American author and professor

Frances Theresa Elizabeth Peet Russell (May 18, 1873 – February 15, 1936) was an American writer and professor. She wrote three books about English literature. Her book Satire in the Victorian Novel may have been the first work to analyze satire in Victorian literature.

==Personal life and career==
Frances Theresa Elizabeth Peet was born May 18, 1873, in Jones County, Iowa, (Note: Her birth place is variously stated as Anamosa, Iowa, Greenfield Township, and Greenfield Springs, Iowa.)
to Emily Jane (née Perkins) and Adelbert Carleton Peet. Often known as Theresa, she was educated in Anamosa, Iowa, and attended the University of Iowa, graduating with a bachelor's degree in 1895. From 1895 to 1900, she was a teacher in Iowa, excluding from 1898 to 1899 when she was at Radcliffe College to complete graduate work.

On June 30, 1900 she married Harvard anthropologist Frank Russell. They moved to Arizona shortly afterwards, and over several years together surveyed for archaeological sites. Frank died in November 1903, and in 1906 Theresa chronicled their travels in a 12-part series in Out West magazine.

She attended Stanford University as an assistant philosophy professor in 1906 and she later attended Columbia University, receiving a Ph.D. in 1920. In 1933, Russell was a poetry judge at a Stanford University competition.

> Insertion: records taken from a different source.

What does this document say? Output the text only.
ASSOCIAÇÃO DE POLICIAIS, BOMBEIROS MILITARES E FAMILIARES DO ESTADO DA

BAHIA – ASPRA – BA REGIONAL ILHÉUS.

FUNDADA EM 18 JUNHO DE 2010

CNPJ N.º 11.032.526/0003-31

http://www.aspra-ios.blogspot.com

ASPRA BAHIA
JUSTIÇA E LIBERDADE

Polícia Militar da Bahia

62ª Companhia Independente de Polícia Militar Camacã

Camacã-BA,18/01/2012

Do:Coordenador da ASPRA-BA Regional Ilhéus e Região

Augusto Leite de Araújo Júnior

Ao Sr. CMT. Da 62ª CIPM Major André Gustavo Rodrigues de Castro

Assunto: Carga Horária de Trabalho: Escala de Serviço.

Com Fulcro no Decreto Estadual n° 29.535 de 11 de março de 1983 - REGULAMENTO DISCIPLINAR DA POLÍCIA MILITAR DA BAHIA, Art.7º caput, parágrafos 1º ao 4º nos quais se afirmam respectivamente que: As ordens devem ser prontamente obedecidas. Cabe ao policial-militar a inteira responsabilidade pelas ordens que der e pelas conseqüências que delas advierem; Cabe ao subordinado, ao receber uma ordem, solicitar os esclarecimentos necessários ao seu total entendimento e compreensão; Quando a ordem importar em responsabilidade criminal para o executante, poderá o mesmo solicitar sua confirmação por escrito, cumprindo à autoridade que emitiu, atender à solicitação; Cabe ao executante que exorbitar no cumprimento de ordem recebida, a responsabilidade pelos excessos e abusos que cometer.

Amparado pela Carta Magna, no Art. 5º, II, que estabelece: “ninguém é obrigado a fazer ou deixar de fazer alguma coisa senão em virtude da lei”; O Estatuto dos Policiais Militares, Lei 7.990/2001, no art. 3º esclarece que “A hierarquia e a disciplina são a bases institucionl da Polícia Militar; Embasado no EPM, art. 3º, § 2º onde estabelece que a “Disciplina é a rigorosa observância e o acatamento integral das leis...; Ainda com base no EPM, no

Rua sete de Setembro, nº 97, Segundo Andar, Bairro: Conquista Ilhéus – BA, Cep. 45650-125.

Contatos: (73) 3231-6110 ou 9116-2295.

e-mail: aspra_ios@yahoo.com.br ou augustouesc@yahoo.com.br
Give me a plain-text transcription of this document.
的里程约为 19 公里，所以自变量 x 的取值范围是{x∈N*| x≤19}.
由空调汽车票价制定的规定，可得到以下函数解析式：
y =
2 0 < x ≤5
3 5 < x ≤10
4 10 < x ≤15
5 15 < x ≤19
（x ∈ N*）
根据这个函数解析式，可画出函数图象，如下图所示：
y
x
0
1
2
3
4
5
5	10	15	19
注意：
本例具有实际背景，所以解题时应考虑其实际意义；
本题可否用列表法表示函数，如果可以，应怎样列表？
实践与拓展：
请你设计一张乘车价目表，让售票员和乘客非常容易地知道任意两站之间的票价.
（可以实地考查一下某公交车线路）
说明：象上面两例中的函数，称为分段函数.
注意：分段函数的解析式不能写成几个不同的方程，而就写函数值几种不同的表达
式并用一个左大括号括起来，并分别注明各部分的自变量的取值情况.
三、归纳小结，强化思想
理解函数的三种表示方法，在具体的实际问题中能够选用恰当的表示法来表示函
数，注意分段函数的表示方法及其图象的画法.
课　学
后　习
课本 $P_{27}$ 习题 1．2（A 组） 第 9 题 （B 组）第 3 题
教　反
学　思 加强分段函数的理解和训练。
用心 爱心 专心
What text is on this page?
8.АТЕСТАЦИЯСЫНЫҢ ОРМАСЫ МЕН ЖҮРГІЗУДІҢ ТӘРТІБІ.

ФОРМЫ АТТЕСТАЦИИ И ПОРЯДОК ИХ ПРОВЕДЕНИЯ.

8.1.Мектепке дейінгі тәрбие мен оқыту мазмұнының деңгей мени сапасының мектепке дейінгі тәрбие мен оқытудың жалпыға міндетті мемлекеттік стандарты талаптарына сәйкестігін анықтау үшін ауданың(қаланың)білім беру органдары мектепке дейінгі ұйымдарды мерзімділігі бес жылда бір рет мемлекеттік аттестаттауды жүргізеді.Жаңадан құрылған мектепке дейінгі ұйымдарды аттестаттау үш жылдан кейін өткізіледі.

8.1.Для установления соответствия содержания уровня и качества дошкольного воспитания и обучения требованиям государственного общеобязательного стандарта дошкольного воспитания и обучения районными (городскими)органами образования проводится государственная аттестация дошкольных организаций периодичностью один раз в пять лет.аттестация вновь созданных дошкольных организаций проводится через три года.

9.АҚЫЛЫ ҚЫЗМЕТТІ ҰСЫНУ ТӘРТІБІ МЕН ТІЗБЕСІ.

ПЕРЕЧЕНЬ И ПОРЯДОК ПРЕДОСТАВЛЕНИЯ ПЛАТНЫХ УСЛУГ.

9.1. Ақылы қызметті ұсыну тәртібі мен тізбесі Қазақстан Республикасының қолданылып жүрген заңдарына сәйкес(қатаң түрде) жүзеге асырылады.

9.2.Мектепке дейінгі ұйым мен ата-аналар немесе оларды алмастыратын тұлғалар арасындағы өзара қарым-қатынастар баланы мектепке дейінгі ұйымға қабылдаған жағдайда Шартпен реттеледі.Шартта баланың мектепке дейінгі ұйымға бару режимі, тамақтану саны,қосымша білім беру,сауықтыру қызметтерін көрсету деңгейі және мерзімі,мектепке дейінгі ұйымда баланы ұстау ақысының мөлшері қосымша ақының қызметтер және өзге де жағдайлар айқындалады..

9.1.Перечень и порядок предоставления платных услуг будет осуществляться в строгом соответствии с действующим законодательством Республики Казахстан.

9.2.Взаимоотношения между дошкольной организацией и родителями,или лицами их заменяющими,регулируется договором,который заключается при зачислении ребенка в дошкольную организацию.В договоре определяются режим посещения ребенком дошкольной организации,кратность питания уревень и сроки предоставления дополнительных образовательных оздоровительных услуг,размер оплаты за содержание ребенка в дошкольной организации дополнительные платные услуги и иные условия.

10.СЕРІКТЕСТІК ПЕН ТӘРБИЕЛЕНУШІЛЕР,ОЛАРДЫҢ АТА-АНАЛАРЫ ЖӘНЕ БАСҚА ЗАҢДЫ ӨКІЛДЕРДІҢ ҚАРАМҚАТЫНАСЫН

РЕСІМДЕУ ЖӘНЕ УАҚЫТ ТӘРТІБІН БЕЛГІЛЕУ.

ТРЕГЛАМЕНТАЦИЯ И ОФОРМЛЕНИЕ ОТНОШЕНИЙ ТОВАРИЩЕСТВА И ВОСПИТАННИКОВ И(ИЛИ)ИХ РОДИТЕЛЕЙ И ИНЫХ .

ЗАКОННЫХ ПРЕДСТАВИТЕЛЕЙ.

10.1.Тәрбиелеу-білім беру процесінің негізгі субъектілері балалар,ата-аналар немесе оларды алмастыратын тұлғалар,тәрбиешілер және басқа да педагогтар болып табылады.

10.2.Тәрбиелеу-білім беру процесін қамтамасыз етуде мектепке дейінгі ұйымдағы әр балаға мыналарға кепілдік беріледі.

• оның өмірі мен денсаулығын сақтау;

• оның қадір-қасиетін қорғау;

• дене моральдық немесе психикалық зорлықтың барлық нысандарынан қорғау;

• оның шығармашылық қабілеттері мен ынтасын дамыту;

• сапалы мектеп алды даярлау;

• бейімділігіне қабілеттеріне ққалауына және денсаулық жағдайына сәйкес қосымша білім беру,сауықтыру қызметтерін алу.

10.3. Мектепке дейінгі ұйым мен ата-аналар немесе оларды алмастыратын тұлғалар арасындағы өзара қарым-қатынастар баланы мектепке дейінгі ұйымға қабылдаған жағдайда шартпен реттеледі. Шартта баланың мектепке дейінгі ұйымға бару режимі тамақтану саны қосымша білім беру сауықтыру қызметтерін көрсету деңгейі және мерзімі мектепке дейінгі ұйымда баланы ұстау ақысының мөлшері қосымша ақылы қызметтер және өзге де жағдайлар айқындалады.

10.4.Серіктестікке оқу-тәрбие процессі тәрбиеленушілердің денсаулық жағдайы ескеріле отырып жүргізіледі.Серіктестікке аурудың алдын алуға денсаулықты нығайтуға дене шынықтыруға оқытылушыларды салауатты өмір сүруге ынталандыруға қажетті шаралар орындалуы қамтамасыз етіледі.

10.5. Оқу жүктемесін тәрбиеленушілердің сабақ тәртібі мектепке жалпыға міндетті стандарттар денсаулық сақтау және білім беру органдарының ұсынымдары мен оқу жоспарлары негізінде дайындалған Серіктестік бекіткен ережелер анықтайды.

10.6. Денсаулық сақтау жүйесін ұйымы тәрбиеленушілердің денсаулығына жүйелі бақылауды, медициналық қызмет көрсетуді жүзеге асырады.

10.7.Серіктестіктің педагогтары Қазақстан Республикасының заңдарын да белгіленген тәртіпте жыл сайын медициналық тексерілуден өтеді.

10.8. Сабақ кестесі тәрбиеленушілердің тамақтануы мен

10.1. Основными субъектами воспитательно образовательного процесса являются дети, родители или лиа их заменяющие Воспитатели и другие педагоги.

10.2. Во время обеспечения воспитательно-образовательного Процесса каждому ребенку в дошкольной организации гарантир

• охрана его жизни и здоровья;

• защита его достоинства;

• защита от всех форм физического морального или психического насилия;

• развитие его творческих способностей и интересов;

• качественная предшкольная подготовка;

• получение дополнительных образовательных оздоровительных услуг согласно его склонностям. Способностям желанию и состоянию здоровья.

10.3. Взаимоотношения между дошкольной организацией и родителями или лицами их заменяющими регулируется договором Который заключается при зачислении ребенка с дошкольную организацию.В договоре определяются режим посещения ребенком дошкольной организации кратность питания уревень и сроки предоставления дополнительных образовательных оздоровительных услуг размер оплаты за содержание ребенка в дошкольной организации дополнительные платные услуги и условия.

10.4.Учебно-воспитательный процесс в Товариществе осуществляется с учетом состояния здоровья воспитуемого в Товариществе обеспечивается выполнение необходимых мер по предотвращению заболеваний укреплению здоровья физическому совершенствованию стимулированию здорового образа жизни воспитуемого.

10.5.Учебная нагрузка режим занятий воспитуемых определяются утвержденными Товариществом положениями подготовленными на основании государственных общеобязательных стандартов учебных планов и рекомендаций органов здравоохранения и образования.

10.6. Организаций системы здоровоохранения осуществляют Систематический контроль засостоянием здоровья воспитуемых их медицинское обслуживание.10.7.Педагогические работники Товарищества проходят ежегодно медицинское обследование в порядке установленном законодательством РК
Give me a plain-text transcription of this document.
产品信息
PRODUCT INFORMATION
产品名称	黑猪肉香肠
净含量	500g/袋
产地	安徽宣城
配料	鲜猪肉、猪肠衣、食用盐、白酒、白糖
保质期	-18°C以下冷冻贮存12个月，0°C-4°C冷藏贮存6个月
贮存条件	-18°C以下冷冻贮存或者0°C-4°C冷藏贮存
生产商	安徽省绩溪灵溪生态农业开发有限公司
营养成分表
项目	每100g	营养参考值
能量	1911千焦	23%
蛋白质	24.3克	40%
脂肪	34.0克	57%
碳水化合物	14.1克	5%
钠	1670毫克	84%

A few years before her death, Russell became a full Professor. She died from cancer on February 15, 1936.

==Works==
Russell wrote Satire in the Victorian Novel and it was published by Macmillan Publishers in 1920. The book is about satire in English novels that were published in the 1800s. She chronicled thirteen authors in relation to their differences in the use of satire. Russell described satire as "humorous criticism of human foibles and faults, or of life itself, directed especially against deception, and expressed with sufficient art to be accounted as literature". The book goes further by examining irony and sarcasm. The Christian Advocate wrote that satire in Victorian literature was either little written about or not at all until Russell wrote her book. The book The Significance of Anthony Trollope said that Satire in the Victorian Novel is "particularly noteworthy" and mentions page 117 in which Russell states of Anthony Trollope that he is "the real Victorian Shakespeare in the matter of women".

Russell's book about Robert Browning titled One Word More On Browning was published in 1927. She also wrote Touring Utopia which was published by Dial Press in 1932. The book is about utopias in literature. She listed 300 works about utopias and also wrote about actual attempts at creating a utopia.